Fugas - Viagens

  • Antonio Sacchetti
  • Luísa Correia
  • Luísa Correia
  • Luísa Correia
  • Antonio Sacchetti

Miradouros: Ponta dos Corvos, mirando Lisboa de frente

Por Margarida Paes

A beleza do estuário do Tejo transforma todas as cidades e vilas em seu redor em pontos de vista e em miradouros sempre extraordinários.

A cor desta imensa superfície de água, deste lago de margens recortadas, vai reflectindo a cor do céu e a permanente mudança aumenta ainda a sua beleza e toca profundamente nas nossas emoções. Lisboa e Almada dispensam qualquer arquitectura icónica porque o seu verdadeiro ícone é o estuário do Tejo, inatingível na sua raridade e beleza. 

A história de Portugal passa também pelo estuário do Tejo. Daqui saíram as caravelas que abriram os mares em redor dos continentes, as naus para comerciar, as gentes para a aventura da descoberta e para a busca da riqueza. Foi aqui também que chegaram os que com bom sucesso voltaram com notícias, riqueza, informação e novidades. Pela sua beleza, pela sua densa história e pela originalidade da sua forma geológica, há muito que o estuário do Tejo se devia ter candidatado à lista do Património Mundial. 

No entanto, quem vive em Lisboa e goza da vista para o estuário do Tejo mal conhece a margem sul onde durante o século XX se instalaram indústrias pesadas e muito poluidoras, bairros suburbanos e cidades dormitório. Lisboa esquece-se da margem sul, só admirada ao longe, nas suas linhas de casario junto à água brilhando à noite ou pintada pelos pintores da cidade. No entanto, do lado de lá do Tejo há muita beleza por descobrir. Escolhemos uma duna bem conhecida de quem veleja no Tejo: a Ponta dos Corvos, que é um miradouro original donde se vê Lisboa a partir do meio do estuário. 

A sua beleza natural contrasta com os despojos industriais da Siderurgia do Seixal, da Quimigal do Barreiro e da Lisnave de Almada que a envolvem. Quem descobre aquela duna, que mal se vê de Lisboa, não acredita que ali, tão discreto e tão próximo (a 7km do Terreiro do Paço) possa existir um paraíso natural. Das dunas que o vento esculpiu numa curvatura suave se desenrola uma praia de areia branca donde se vêem, para além do Tejo, as colinas de Lisboa através dos troncos maciços dos pinheiros mansos.

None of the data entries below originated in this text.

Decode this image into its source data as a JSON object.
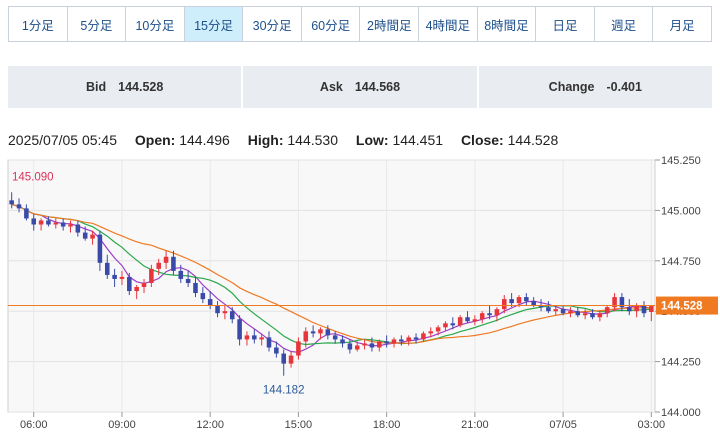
{
  "tabs": [
    {
      "label": "1分足",
      "active": false
    },
    {
      "label": "5分足",
      "active": false
    },
    {
      "label": "10分足",
      "active": false
    },
    {
      "label": "15分足",
      "active": true
    },
    {
      "label": "30分足",
      "active": false
    },
    {
      "label": "60分足",
      "active": false
    },
    {
      "label": "2時間足",
      "active": false
    },
    {
      "label": "4時間足",
      "active": false
    },
    {
      "label": "8時間足",
      "active": false
    },
    {
      "label": "日足",
      "active": false
    },
    {
      "label": "週足",
      "active": false
    },
    {
      "label": "月足",
      "active": false
    }
  ],
  "quote": {
    "bid_label": "Bid",
    "bid_value": "144.528",
    "ask_label": "Ask",
    "ask_value": "144.568",
    "change_label": "Change",
    "change_value": "-0.401"
  },
  "ohlc": {
    "datetime": "2025/07/05 05:45",
    "open_label": "Open:",
    "open": "144.496",
    "high_label": "High:",
    "high": "144.530",
    "low_label": "Low:",
    "low": "144.451",
    "close_label": "Close:",
    "close": "144.528"
  },
  "colors": {
    "up": "#e8353b",
    "down": "#3a4aa8",
    "ma_short": "#a03cc8",
    "ma_mid": "#2aa84a",
    "ma_long": "#f07a22",
    "price_line": "#f07a22",
    "high_label": "#d8335a",
    "low_label": "#2b5a9a"
  },
  "chart_data": {
    "type": "candlestick",
    "ylim": [
      144.0,
      145.25
    ],
    "y_ticks": [
      "145.250",
      "145.000",
      "144.750",
      "144.500",
      "144.250",
      "144.000"
    ],
    "x_ticks": [
      "06:00",
      "09:00",
      "12:00",
      "15:00",
      "18:00",
      "21:00",
      "07/05",
      "03:00"
    ],
    "high_annotation": "145.090",
    "low_annotation": "144.182",
    "current_price": "144.528",
    "grid": true,
    "ohlc": [
      [
        145.05,
        145.09,
        145.01,
        145.03
      ],
      [
        145.03,
        145.06,
        144.99,
        145.01
      ],
      [
        145.01,
        145.03,
        144.95,
        144.96
      ],
      [
        144.96,
        144.98,
        144.9,
        144.93
      ],
      [
        144.93,
        144.96,
        144.9,
        144.95
      ],
      [
        144.95,
        144.97,
        144.92,
        144.93
      ],
      [
        144.93,
        144.96,
        144.91,
        144.94
      ],
      [
        144.94,
        144.96,
        144.9,
        144.92
      ],
      [
        144.92,
        144.95,
        144.89,
        144.93
      ],
      [
        144.93,
        144.95,
        144.87,
        144.89
      ],
      [
        144.89,
        144.92,
        144.85,
        144.86
      ],
      [
        144.86,
        144.9,
        144.83,
        144.88
      ],
      [
        144.88,
        144.9,
        144.7,
        144.74
      ],
      [
        144.74,
        144.78,
        144.66,
        144.68
      ],
      [
        144.68,
        144.71,
        144.62,
        144.66
      ],
      [
        144.66,
        144.7,
        144.63,
        144.67
      ],
      [
        144.67,
        144.69,
        144.58,
        144.6
      ],
      [
        144.6,
        144.63,
        144.56,
        144.62
      ],
      [
        144.62,
        144.66,
        144.59,
        144.64
      ],
      [
        144.64,
        144.73,
        144.62,
        144.71
      ],
      [
        144.71,
        144.76,
        144.68,
        144.74
      ],
      [
        144.74,
        144.8,
        144.71,
        144.77
      ],
      [
        144.77,
        144.8,
        144.68,
        144.7
      ],
      [
        144.7,
        144.73,
        144.64,
        144.66
      ],
      [
        144.66,
        144.7,
        144.62,
        144.64
      ],
      [
        144.64,
        144.67,
        144.57,
        144.59
      ],
      [
        144.59,
        144.62,
        144.54,
        144.56
      ],
      [
        144.56,
        144.6,
        144.51,
        144.53
      ],
      [
        144.53,
        144.55,
        144.47,
        144.49
      ],
      [
        144.49,
        144.53,
        144.46,
        144.5
      ],
      [
        144.5,
        144.52,
        144.44,
        144.46
      ],
      [
        144.46,
        144.48,
        144.33,
        144.36
      ],
      [
        144.36,
        144.4,
        144.33,
        144.38
      ],
      [
        144.38,
        144.41,
        144.34,
        144.36
      ],
      [
        144.36,
        144.39,
        144.33,
        144.37
      ],
      [
        144.37,
        144.4,
        144.3,
        144.32
      ],
      [
        144.32,
        144.35,
        144.27,
        144.29
      ],
      [
        144.29,
        144.31,
        144.18,
        144.24
      ],
      [
        144.24,
        144.3,
        144.22,
        144.28
      ],
      [
        144.28,
        144.37,
        144.26,
        144.35
      ],
      [
        144.35,
        144.42,
        144.32,
        144.4
      ],
      [
        144.4,
        144.43,
        144.37,
        144.39
      ],
      [
        144.39,
        144.42,
        144.36,
        144.41
      ],
      [
        144.41,
        144.43,
        144.36,
        144.38
      ],
      [
        144.38,
        144.4,
        144.34,
        144.36
      ],
      [
        144.36,
        144.38,
        144.32,
        144.34
      ],
      [
        144.34,
        144.36,
        144.29,
        144.31
      ],
      [
        144.31,
        144.35,
        144.3,
        144.33
      ],
      [
        144.33,
        144.36,
        144.31,
        144.34
      ],
      [
        144.34,
        144.37,
        144.3,
        144.32
      ],
      [
        144.32,
        144.36,
        144.3,
        144.35
      ],
      [
        144.35,
        144.38,
        144.32,
        144.34
      ],
      [
        144.34,
        144.37,
        144.32,
        144.36
      ],
      [
        144.36,
        144.38,
        144.33,
        144.35
      ],
      [
        144.35,
        144.38,
        144.33,
        144.37
      ],
      [
        144.37,
        144.39,
        144.34,
        144.36
      ],
      [
        144.36,
        144.4,
        144.35,
        144.39
      ],
      [
        144.39,
        144.42,
        144.37,
        144.4
      ],
      [
        144.4,
        144.43,
        144.38,
        144.42
      ],
      [
        144.42,
        144.45,
        144.4,
        144.44
      ],
      [
        144.44,
        144.47,
        144.41,
        144.43
      ],
      [
        144.43,
        144.48,
        144.42,
        144.47
      ],
      [
        144.47,
        144.5,
        144.44,
        144.45
      ],
      [
        144.45,
        144.48,
        144.43,
        144.46
      ],
      [
        144.46,
        144.5,
        144.44,
        144.49
      ],
      [
        144.49,
        144.53,
        144.46,
        144.48
      ],
      [
        144.48,
        144.52,
        144.45,
        144.51
      ],
      [
        144.51,
        144.58,
        144.49,
        144.56
      ],
      [
        144.56,
        144.59,
        144.52,
        144.54
      ],
      [
        144.54,
        144.58,
        144.52,
        144.57
      ],
      [
        144.57,
        144.59,
        144.53,
        144.55
      ],
      [
        144.55,
        144.57,
        144.52,
        144.53
      ],
      [
        144.53,
        144.56,
        144.5,
        144.52
      ],
      [
        144.52,
        144.55,
        144.49,
        144.5
      ],
      [
        144.5,
        144.53,
        144.48,
        144.51
      ],
      [
        144.51,
        144.53,
        144.48,
        144.49
      ],
      [
        144.49,
        144.52,
        144.47,
        144.5
      ],
      [
        144.5,
        144.52,
        144.47,
        144.48
      ],
      [
        144.48,
        144.51,
        144.46,
        144.49
      ],
      [
        144.49,
        144.51,
        144.46,
        144.47
      ],
      [
        144.47,
        144.5,
        144.45,
        144.49
      ],
      [
        144.49,
        144.53,
        144.47,
        144.52
      ],
      [
        144.52,
        144.59,
        144.5,
        144.57
      ],
      [
        144.57,
        144.59,
        144.5,
        144.52
      ],
      [
        144.52,
        144.56,
        144.48,
        144.5
      ],
      [
        144.5,
        144.54,
        144.47,
        144.53
      ],
      [
        144.53,
        144.55,
        144.47,
        144.49
      ],
      [
        144.496,
        144.53,
        144.451,
        144.528
      ]
    ]
  }
}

O contraste realça a beleza da Ponta dos Corvos, inalterada apesar de tudo o que de artificial e brutal se instalou à sua roda. Foi Dostoievski quem,n’ O Idiota, lembrou que “a beleza salvará o mundo” e François Cheng, nas suas Cinco Meditações Sobre a Beleza, escreve: “(...) Ela existe, sem que numa primeira abordagem, de forma alguma a sua necessidade pareça evidente. Ela está, de forma omnipresente, insistente, penetrante, dando a impressão de que é supérflua. Aí reside o seu mistério (...)”. 

Quando entramos na pequena península da Ponta dos Corvos, a natureza surpreende-nos. De um lado, a praia e a vista para Lisboa e do outro, virado para a serra da Arrábida, encontramo-nos num sapal de vegetação rasteira donde se alimentam mil espécies que, transformando as lamas poluídas em nutrientes, contribuem para uma eficiente cadeia alimentar e tornam o estuário um habitat riquíssimo onde nidificam e vivem muitas aves. Abandonada a si própria, a Ponta dos Corvos agiu como um ecologista sábio e paciente.

Desde a Idade Média que ali se instalaram quatro moinhos de maré, e do início do século XX restam as ruínas de duas grandes fábricas de seca do bacalhau (a Sociedade Nacional de Pesca – SNP, e a Companhia de Pesca Atlântica – CPA), que ligavam o estuário do Tejo aos mares da Noruega. As ruínas das estruturas que suportavam os tabuleiros parecem hoje instalações de artistas que ali tivessem deixado peças de Land Art aumentando o encanto da Ponta dos Corvos, uma área tutelada pelo Ministério da Defesa. 

“O reconhecimento deste lugar esquecido, da sua beleza e potencial de reabilitação como local de recreio no século XXI, seria um primeiro passo para fechar o ciclo industrial e poluidor do século XX”, são as conclusões do “Método das Preferências Visuais” LINK, no qual participaram os alunos e docentes do Programa Doutoral em Arquitectura Paisagista e Ecologia Urbana (in ArchiNews, Castel-Branco, Soares,A.L., Arsénio,P., et al, Lisboa, 2011, p.40).